Their arms were taken away and they were locked up in separate jail cells. A kindly sargeant made sure they got decent food. Pattie’s father died while they were detained, without James ever seeing him again. He was allowed to attend his father’s funeral. He was used as a translator several times by the commander, and James hoped his services might gain freedom for himself and his friends. He also interpreted for the trial of Captain Bradshaw who had been charged with smuggling. The general finally agreed to let them go back for their furs under armed guard. At the last minute he changed his mind and decided James would remain as a hostage so the others would return, since he suddenly couldn’t spare any soldiers. As they would be going through hostile Indian territory, James doubted their return. All but two of them did return, without the furs because they were ruined. They did retrieve the traps. The general threw them all back in jail.
They were jailed for months with only the minimal amount of sustenance. During that time, a small pox epidemic broke out and the general wanted to save his own hide. Pattie knew how to administer the vaccine, but he refused to give it to the general unless he was freed. Finally he and his friends were given a year parole with the general’s option to remand them to prison if he chose. They went up the coast first to San Luis Mission at Oceanside, San Juan Capistrano, Los Angeles, and several other missions. At Monterey he participated in the force fighting against the revolt led by General Joachim Solis. They eventually overpowered him after several battles. As a reward for their efforts the local general awarded them citizenship.
Finally, the general pardoned Pattie, letting him return to America via Mexico City. There he would see the American consulate, where he would make a case for compensation for the loss of his furs due to being unlawfully detained. They sailed to the Mexican coast.

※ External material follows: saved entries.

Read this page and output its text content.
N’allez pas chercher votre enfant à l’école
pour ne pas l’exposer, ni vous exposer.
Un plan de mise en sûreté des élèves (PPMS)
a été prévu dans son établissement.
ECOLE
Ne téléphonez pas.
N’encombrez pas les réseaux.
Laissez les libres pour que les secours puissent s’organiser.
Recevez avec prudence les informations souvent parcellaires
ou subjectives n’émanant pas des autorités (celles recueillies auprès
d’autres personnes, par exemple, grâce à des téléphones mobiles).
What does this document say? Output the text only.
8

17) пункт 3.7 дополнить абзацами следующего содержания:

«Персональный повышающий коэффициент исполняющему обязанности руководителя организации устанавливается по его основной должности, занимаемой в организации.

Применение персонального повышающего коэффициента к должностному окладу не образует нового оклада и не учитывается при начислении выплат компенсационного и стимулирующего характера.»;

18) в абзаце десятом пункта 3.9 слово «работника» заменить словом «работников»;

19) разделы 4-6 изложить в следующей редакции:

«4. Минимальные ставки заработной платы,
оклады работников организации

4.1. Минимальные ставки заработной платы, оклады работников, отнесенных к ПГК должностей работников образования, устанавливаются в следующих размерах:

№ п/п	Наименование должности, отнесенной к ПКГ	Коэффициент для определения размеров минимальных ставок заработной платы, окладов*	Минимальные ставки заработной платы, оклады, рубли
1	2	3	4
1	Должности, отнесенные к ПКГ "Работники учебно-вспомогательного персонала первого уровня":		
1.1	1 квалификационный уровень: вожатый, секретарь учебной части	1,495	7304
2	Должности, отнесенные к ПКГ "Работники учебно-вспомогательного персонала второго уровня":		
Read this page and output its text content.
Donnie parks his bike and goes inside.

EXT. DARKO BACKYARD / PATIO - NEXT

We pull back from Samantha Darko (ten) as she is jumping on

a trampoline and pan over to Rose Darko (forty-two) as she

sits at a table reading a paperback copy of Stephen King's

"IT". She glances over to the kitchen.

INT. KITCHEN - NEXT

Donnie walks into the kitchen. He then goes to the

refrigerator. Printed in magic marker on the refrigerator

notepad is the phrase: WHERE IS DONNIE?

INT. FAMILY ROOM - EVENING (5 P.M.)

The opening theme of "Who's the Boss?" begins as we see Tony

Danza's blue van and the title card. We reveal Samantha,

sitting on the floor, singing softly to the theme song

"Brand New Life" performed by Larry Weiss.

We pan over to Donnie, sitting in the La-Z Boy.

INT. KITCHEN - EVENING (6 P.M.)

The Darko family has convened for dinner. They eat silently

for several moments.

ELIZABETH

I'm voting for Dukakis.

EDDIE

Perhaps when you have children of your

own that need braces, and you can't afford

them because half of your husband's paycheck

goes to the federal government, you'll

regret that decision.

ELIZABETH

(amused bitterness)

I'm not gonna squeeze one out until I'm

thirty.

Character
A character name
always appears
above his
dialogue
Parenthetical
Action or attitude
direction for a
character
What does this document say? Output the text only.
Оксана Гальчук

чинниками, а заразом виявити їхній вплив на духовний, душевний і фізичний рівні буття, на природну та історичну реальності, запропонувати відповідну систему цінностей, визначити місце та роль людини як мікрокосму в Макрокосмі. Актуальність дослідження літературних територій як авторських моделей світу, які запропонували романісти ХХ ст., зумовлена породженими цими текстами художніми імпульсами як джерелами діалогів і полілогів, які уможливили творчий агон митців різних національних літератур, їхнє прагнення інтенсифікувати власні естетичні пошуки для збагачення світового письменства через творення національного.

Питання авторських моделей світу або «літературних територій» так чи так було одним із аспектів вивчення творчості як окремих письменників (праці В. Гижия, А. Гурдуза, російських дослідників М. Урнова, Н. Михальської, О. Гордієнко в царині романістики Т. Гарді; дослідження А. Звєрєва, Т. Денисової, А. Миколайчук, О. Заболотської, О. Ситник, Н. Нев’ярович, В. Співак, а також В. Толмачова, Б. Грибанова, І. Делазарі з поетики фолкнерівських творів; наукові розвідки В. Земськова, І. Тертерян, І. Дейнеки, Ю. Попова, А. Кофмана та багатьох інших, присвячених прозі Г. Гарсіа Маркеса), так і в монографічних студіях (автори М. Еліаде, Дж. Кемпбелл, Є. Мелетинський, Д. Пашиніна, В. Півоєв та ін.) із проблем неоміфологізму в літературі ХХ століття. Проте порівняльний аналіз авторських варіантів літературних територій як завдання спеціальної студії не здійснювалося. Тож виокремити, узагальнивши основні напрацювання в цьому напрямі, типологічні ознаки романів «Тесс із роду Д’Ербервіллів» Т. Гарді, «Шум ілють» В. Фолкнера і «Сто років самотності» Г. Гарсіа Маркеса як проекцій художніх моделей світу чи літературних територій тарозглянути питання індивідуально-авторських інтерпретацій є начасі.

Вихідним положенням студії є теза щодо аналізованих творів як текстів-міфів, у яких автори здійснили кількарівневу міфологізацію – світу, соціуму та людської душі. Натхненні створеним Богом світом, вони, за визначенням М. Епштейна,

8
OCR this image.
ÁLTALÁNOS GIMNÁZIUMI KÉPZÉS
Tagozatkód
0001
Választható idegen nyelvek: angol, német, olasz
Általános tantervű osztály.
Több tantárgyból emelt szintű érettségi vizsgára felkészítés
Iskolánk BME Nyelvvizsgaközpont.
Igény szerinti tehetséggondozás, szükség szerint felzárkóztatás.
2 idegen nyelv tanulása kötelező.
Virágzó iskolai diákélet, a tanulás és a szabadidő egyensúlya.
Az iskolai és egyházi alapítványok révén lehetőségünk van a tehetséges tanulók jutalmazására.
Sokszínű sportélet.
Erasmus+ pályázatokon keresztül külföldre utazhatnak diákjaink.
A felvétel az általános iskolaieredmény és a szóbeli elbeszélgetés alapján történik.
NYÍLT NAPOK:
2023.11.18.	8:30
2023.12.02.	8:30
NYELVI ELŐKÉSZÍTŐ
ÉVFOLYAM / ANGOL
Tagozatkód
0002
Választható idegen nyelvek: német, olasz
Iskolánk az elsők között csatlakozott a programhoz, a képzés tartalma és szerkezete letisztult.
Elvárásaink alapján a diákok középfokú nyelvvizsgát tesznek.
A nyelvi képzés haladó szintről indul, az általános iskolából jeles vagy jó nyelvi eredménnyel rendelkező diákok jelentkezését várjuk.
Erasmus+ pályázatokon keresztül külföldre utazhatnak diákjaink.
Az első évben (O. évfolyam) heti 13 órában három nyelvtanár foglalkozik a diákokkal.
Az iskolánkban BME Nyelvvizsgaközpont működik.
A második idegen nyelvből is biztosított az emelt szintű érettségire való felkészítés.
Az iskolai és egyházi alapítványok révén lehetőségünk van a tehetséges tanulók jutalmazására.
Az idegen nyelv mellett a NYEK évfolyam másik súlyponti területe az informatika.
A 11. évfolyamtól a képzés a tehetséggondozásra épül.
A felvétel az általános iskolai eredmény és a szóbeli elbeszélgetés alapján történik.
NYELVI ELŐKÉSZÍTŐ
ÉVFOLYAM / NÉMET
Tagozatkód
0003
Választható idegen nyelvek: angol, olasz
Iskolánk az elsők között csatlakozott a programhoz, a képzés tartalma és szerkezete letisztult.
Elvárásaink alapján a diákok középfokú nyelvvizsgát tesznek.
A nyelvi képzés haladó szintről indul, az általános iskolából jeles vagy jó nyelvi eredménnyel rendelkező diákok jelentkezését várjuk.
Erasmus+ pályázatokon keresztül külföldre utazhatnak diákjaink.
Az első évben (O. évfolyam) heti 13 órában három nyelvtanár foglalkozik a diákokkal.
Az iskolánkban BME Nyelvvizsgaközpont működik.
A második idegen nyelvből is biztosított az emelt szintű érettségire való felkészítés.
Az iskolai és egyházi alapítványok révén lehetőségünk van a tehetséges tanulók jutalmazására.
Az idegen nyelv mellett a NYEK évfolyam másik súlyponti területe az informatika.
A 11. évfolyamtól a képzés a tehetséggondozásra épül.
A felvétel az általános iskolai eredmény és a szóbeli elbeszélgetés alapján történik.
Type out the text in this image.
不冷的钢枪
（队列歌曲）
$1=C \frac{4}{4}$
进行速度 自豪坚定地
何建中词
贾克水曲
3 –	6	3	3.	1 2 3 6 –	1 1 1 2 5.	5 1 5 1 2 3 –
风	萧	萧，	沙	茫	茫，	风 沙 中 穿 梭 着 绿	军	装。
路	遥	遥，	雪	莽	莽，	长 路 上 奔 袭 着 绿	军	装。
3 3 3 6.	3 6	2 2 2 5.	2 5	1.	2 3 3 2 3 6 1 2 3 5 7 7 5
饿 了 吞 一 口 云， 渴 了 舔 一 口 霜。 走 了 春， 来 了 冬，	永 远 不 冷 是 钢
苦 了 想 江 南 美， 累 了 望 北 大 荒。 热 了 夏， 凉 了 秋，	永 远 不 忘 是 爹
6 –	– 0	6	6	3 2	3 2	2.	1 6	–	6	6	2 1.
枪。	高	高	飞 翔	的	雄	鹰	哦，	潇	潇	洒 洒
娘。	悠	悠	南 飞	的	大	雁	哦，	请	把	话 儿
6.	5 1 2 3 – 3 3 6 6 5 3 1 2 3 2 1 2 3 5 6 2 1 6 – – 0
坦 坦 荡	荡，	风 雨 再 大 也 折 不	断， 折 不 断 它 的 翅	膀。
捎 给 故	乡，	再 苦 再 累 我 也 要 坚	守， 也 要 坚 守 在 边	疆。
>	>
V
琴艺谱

Then they headed overland via horseback and reached Tepic on May 25, 1830. They reached Mexico City on June 9. He saw Anthony Butler, the consulate, and the Mexican president to plead his case. He was given a passport to Vera Cruz from which he would return to the U.S. by boat. Enroute by wagon to Vera Cruz, soldiers robbed them of their arms and hung a Mexican officer o on a nearby tree, in front of his wife. On July 18, he set sail for New Orleans. From there he took a steamboat up the Mississippi to Louisville, Kentucky. His story was published in 1831. It is not known what happened to him once he returned home but he is presumed to have died in the huge cholera epidemic that began near Augusta, Kentucky, in June 1833.